The bureau, part of the Justice Department, has been tarnished before by botched operations, including the deadly 1993 raid on the compound of the Branch Davidian cult near Waco, Tex.

It regularly clashes with the National Rifle Association, one of Washington’s strongest lobbying powers, whose leader has called the bureau a “rogue” agency.

Even the bureau’s defenders concede that it is ineffective, and they say that’s why it has resorted to operations such as Fast and Furious, which was intended to lead agents to bigger criminal targets.

These critics say the NRA is the source of the problems, maintaining that the gun lobby for years has coaxed Congress to limit the government’s gun control powers.

As the Times notes, the bureau is barred from conducting more than one unannounced inspection of a gun dealer per year and is restricted in its ability to revoke the licenses of dealers who break the law.

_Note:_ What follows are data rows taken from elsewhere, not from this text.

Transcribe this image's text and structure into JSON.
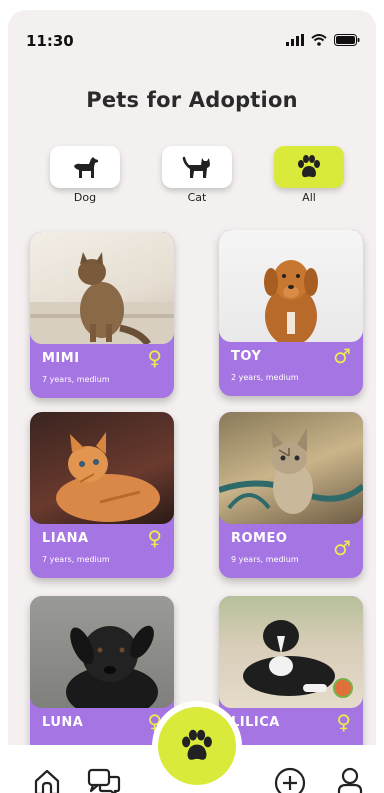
{
  "status": {
    "time": "11:30"
  },
  "title": "Pets for Adoption",
  "categories": [
    {
      "label": "Dog",
      "icon": "dog-icon",
      "active": false
    },
    {
      "label": "Cat",
      "icon": "cat-icon",
      "active": false
    },
    {
      "label": "All",
      "icon": "paw-icon",
      "active": true
    }
  ],
  "pets": [
    {
      "name": "MIMI",
      "info": "7 years, medium",
      "gender": "♀"
    },
    {
      "name": "TOY",
      "info": "2 years, medium",
      "gender": "♂"
    },
    {
      "name": "LIANA",
      "info": "7 years, medium",
      "gender": "♀"
    },
    {
      "name": "ROMEO",
      "info": "9 years, medium",
      "gender": "♂"
    },
    {
      "name": "LUNA",
      "info": "",
      "gender": "♀"
    },
    {
      "name": "LILICA",
      "info": "",
      "gender": "♀"
    }
  ],
  "colors": {
    "accent": "#d9ea3a",
    "card": "#a575e3",
    "background": "#f3f0ef"
  },
  "nav": [
    "home-icon",
    "chat-icon",
    "paw-icon",
    "add-icon",
    "profile-icon"
  ]
}
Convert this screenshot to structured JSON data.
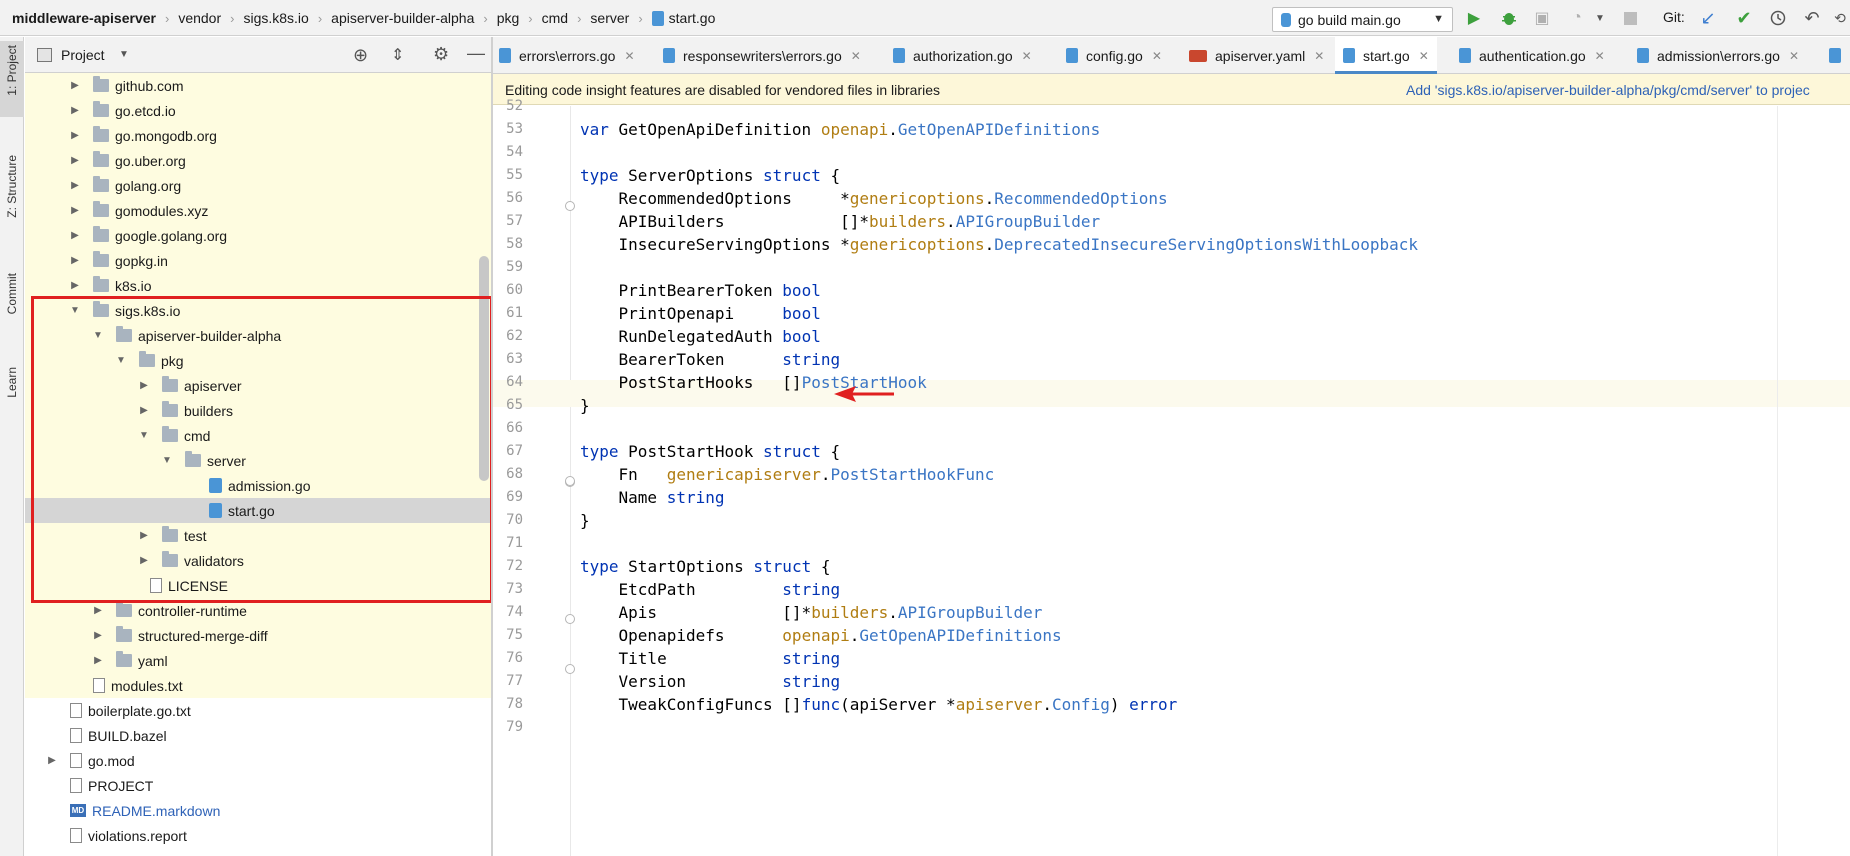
{
  "breadcrumbs": [
    "middleware-apiserver",
    "vendor",
    "sigs.k8s.io",
    "apiserver-builder-alpha",
    "pkg",
    "cmd",
    "server",
    "start.go"
  ],
  "toolbar": {
    "run_config": "go build main.go",
    "git_label": "Git:"
  },
  "tool_strip": {
    "project": "1: Project",
    "structure": "Z: Structure",
    "commit": "Commit",
    "learn": "Learn"
  },
  "project_panel": {
    "title": "Project",
    "tree": [
      {
        "label": "github.com",
        "type": "folder",
        "expanded": false
      },
      {
        "label": "go.etcd.io",
        "type": "folder",
        "expanded": false
      },
      {
        "label": "go.mongodb.org",
        "type": "folder",
        "expanded": false
      },
      {
        "label": "go.uber.org",
        "type": "folder",
        "expanded": false
      },
      {
        "label": "golang.org",
        "type": "folder",
        "expanded": false
      },
      {
        "label": "gomodules.xyz",
        "type": "folder",
        "expanded": false
      },
      {
        "label": "google.golang.org",
        "type": "folder",
        "expanded": false
      },
      {
        "label": "gopkg.in",
        "type": "folder",
        "expanded": false
      },
      {
        "label": "k8s.io",
        "type": "folder",
        "expanded": false
      },
      {
        "label": "sigs.k8s.io",
        "type": "folder",
        "expanded": true
      },
      {
        "label": "apiserver-builder-alpha",
        "type": "folder",
        "expanded": true
      },
      {
        "label": "pkg",
        "type": "folder",
        "expanded": true
      },
      {
        "label": "apiserver",
        "type": "folder",
        "expanded": false
      },
      {
        "label": "builders",
        "type": "folder",
        "expanded": false
      },
      {
        "label": "cmd",
        "type": "folder",
        "expanded": true
      },
      {
        "label": "server",
        "type": "folder",
        "expanded": true
      },
      {
        "label": "admission.go",
        "type": "go"
      },
      {
        "label": "start.go",
        "type": "go",
        "selected": true
      },
      {
        "label": "test",
        "type": "folder",
        "expanded": false
      },
      {
        "label": "validators",
        "type": "folder",
        "expanded": false
      },
      {
        "label": "LICENSE",
        "type": "text"
      },
      {
        "label": "controller-runtime",
        "type": "folder",
        "expanded": false
      },
      {
        "label": "structured-merge-diff",
        "type": "folder",
        "expanded": false
      },
      {
        "label": "yaml",
        "type": "folder",
        "expanded": false
      },
      {
        "label": "modules.txt",
        "type": "text"
      },
      {
        "label": "boilerplate.go.txt",
        "type": "text"
      },
      {
        "label": "BUILD.bazel",
        "type": "text"
      },
      {
        "label": "go.mod",
        "type": "text"
      },
      {
        "label": "PROJECT",
        "type": "text"
      },
      {
        "label": "README.markdown",
        "type": "md"
      },
      {
        "label": "violations.report",
        "type": "text"
      }
    ]
  },
  "editor_tabs": [
    {
      "label": "errors\\errors.go",
      "icon": "go-file-icon"
    },
    {
      "label": "responsewriters\\errors.go",
      "icon": "go-file-icon"
    },
    {
      "label": "authorization.go",
      "icon": "go-file-icon"
    },
    {
      "label": "config.go",
      "icon": "go-file-icon"
    },
    {
      "label": "apiserver.yaml",
      "icon": "yaml-file-icon"
    },
    {
      "label": "start.go",
      "icon": "go-file-icon",
      "active": true
    },
    {
      "label": "authentication.go",
      "icon": "go-file-icon"
    },
    {
      "label": "admission\\errors.go",
      "icon": "go-file-icon"
    }
  ],
  "notice": {
    "text": "Editing code insight features are disabled for vendored files in libraries",
    "action": "Add 'sigs.k8s.io/apiserver-builder-alpha/pkg/cmd/server' to projec"
  },
  "code_lines": [
    {
      "n": "52",
      "t": []
    },
    {
      "n": "53",
      "t": [
        [
          "kw",
          "var "
        ],
        [
          "",
          "GetOpenApiDefinition "
        ],
        [
          "pkg",
          "openapi"
        ],
        [
          "",
          "."
        ],
        [
          "ty",
          "GetOpenAPIDefinitions"
        ]
      ]
    },
    {
      "n": "54",
      "t": []
    },
    {
      "n": "55",
      "t": [
        [
          "kw",
          "type "
        ],
        [
          "",
          "ServerOptions "
        ],
        [
          "kw",
          "struct "
        ],
        [
          "",
          "{"
        ]
      ]
    },
    {
      "n": "56",
      "t": [
        [
          "",
          "    RecommendedOptions     *"
        ],
        [
          "pkg",
          "genericoptions"
        ],
        [
          "",
          "."
        ],
        [
          "ty",
          "RecommendedOptions"
        ]
      ]
    },
    {
      "n": "57",
      "t": [
        [
          "",
          "    APIBuilders            []*"
        ],
        [
          "pkg",
          "builders"
        ],
        [
          "",
          "."
        ],
        [
          "ty",
          "APIGroupBuilder"
        ]
      ]
    },
    {
      "n": "58",
      "t": [
        [
          "",
          "    InsecureServingOptions *"
        ],
        [
          "pkg",
          "genericoptions"
        ],
        [
          "",
          "."
        ],
        [
          "ty",
          "DeprecatedInsecureServingOptionsWithLoopback"
        ]
      ]
    },
    {
      "n": "59",
      "t": []
    },
    {
      "n": "60",
      "t": [
        [
          "",
          "    PrintBearerToken "
        ],
        [
          "kw",
          "bool"
        ]
      ]
    },
    {
      "n": "61",
      "t": [
        [
          "",
          "    PrintOpenapi     "
        ],
        [
          "kw",
          "bool"
        ]
      ]
    },
    {
      "n": "62",
      "t": [
        [
          "",
          "    RunDelegatedAuth "
        ],
        [
          "kw",
          "bool"
        ]
      ]
    },
    {
      "n": "63",
      "t": [
        [
          "",
          "    BearerToken      "
        ],
        [
          "kw",
          "string"
        ]
      ]
    },
    {
      "n": "64",
      "t": [
        [
          "",
          "    PostStartHooks   []"
        ],
        [
          "ty",
          "PostStartHook"
        ]
      ]
    },
    {
      "n": "65",
      "t": [
        [
          "",
          "}"
        ]
      ]
    },
    {
      "n": "66",
      "t": []
    },
    {
      "n": "67",
      "t": [
        [
          "kw",
          "type "
        ],
        [
          "",
          "PostStartHook "
        ],
        [
          "kw",
          "struct "
        ],
        [
          "",
          "{"
        ]
      ]
    },
    {
      "n": "68",
      "t": [
        [
          "",
          "    Fn   "
        ],
        [
          "pkg",
          "genericapiserver"
        ],
        [
          "",
          "."
        ],
        [
          "ty",
          "PostStartHookFunc"
        ]
      ]
    },
    {
      "n": "69",
      "t": [
        [
          "",
          "    Name "
        ],
        [
          "kw",
          "string"
        ]
      ]
    },
    {
      "n": "70",
      "t": [
        [
          "",
          "}"
        ]
      ]
    },
    {
      "n": "71",
      "t": []
    },
    {
      "n": "72",
      "t": [
        [
          "kw",
          "type "
        ],
        [
          "",
          "StartOptions "
        ],
        [
          "kw",
          "struct "
        ],
        [
          "",
          "{"
        ]
      ]
    },
    {
      "n": "73",
      "t": [
        [
          "",
          "    EtcdPath         "
        ],
        [
          "kw",
          "string"
        ]
      ]
    },
    {
      "n": "74",
      "t": [
        [
          "",
          "    Apis             []*"
        ],
        [
          "pkg",
          "builders"
        ],
        [
          "",
          "."
        ],
        [
          "ty",
          "APIGroupBuilder"
        ]
      ]
    },
    {
      "n": "75",
      "t": [
        [
          "",
          "    Openapidefs      "
        ],
        [
          "pkg",
          "openapi"
        ],
        [
          "",
          "."
        ],
        [
          "ty",
          "GetOpenAPIDefinitions"
        ]
      ]
    },
    {
      "n": "76",
      "t": [
        [
          "",
          "    Title            "
        ],
        [
          "kw",
          "string"
        ]
      ]
    },
    {
      "n": "77",
      "t": [
        [
          "",
          "    Version          "
        ],
        [
          "kw",
          "string"
        ]
      ]
    },
    {
      "n": "78",
      "t": [
        [
          "",
          "    TweakConfigFuncs []"
        ],
        [
          "kw",
          "func"
        ],
        [
          "",
          "(apiServer *"
        ],
        [
          "pkg",
          "apiserver"
        ],
        [
          "",
          "."
        ],
        [
          "ty",
          "Config"
        ],
        [
          "",
          ") "
        ],
        [
          "kw",
          "error"
        ]
      ]
    },
    {
      "n": "79",
      "t": []
    }
  ],
  "colors": {
    "accent": "#4a88c7",
    "annotation_red": "#e02020",
    "library_bg": "#fefce0"
  }
}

The bureau also has been blocked from keeping a centralized computer database of gun transactions, which advocates say would make it easier to trace weapons.

Ideas about how to make improvements vary widely and range from beefing the agency’s powers to merging it into the FBI.

Meanwhile, amid the long-running debate and controversy, the agency hasn’t had a permanent director in five years, and the current acting director, Kenneth E. Melson, is at risk of losing his job over the Fast and Furious scandal.